L’évaluation est intéressante parce qu’on a vu que les joueurs français ont quand même livré une bataille importante. L’analyse technique individuelle se fera ce soir, tardivement. Et en début de semaine. On peut effectivement s’appuyer sur ce match. C’est le propre de notre travail. On essaiera de le faire consciencieusement. Il y a plusieurs étapes. Il y a l’étape de la construction… Je remarque qu’on est quand même tombés sur des joueurs (sud-africains) qui restaient sur une grosse défaite en Irlande, donc préparés en conséquence, même l’ambassadeur les a briefés avant le match. Donc les joueurs français ont relevé le défi physique. Je vois des progressions chez certains jeunes joueurs, de moins jeunes ont livré un match de grande qualité, sans citer de noms. Mais mon évaluation est plus intéressante que lors de notre premier match.

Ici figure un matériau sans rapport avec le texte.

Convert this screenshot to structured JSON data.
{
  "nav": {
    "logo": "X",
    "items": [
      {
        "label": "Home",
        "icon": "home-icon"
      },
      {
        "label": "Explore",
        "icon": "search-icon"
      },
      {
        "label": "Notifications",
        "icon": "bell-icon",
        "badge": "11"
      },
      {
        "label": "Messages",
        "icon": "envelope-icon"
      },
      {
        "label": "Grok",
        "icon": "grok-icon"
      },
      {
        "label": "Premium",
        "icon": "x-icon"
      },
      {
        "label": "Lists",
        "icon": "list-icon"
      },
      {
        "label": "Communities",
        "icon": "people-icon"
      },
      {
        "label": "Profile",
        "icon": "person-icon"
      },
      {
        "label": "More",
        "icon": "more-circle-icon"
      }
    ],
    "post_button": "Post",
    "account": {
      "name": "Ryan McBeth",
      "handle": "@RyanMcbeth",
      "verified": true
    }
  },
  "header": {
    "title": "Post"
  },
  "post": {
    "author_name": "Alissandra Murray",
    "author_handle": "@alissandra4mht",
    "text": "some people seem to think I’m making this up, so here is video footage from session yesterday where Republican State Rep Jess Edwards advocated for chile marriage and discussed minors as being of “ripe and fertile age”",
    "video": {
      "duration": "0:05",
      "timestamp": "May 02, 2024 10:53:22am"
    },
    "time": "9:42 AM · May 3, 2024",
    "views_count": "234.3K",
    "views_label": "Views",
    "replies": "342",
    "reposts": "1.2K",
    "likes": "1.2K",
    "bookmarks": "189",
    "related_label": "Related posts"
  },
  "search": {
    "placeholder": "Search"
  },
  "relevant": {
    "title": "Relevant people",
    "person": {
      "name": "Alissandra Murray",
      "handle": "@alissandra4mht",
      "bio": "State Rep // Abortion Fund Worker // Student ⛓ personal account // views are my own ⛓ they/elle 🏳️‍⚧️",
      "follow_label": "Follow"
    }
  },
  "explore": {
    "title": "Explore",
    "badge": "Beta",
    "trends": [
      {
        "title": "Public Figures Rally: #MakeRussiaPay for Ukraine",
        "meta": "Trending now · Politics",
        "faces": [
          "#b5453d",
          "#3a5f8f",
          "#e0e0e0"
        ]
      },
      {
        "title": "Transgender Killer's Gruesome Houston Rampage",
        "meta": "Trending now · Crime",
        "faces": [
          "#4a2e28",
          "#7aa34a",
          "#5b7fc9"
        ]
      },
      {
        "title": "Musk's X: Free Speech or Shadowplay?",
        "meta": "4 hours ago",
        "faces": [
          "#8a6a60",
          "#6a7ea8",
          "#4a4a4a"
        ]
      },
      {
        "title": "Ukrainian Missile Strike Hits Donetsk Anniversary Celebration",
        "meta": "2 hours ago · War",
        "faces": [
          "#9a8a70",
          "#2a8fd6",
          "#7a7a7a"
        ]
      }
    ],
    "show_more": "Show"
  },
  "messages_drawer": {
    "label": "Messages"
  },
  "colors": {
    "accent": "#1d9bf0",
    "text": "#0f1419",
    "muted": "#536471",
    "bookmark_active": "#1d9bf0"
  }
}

La défaite s’explique aussi à travers des fautes bêtes comme ce carton jaune de Serin…
Le carton jaune vient après un ballon qu’on récupère, le ballon était gagné ; l’erreur de Baptiste de retenir le gars par le maillot, lui qui donne l’impression d’être un joueur de maturité, est aussi un très jeune joueur. J’ai vu aussi des joueurs sud-africains retenir nos joueurs et ne pas être pénalisés. Baptiste ne le fait pas pour tuer l’équipe, il a besoin d’apprendre. Tout cela sera débriefé. De là à dire que Baptiste Serin est un mauvais joueur, ne comptez pas sur moi pour le dire.

Comment aborder dans un tel contexte le dernier test face au Japon ?
Il faut croire en nous. Bien sûr l’équipe de France vient de perdre une série de trois tests. On est en train d’avancer, de travailler. On va finir les tests de novembre contre le Japon. Une équipe qu’on va prendre avec beaucoup d’humilité. Et puis on se tournera vers le Tournoi des 6 Nations. Peut-être qu’à partir de là, en croyant en nous, je pense qu’on progressera. Si jamais on est toujours là (sourire).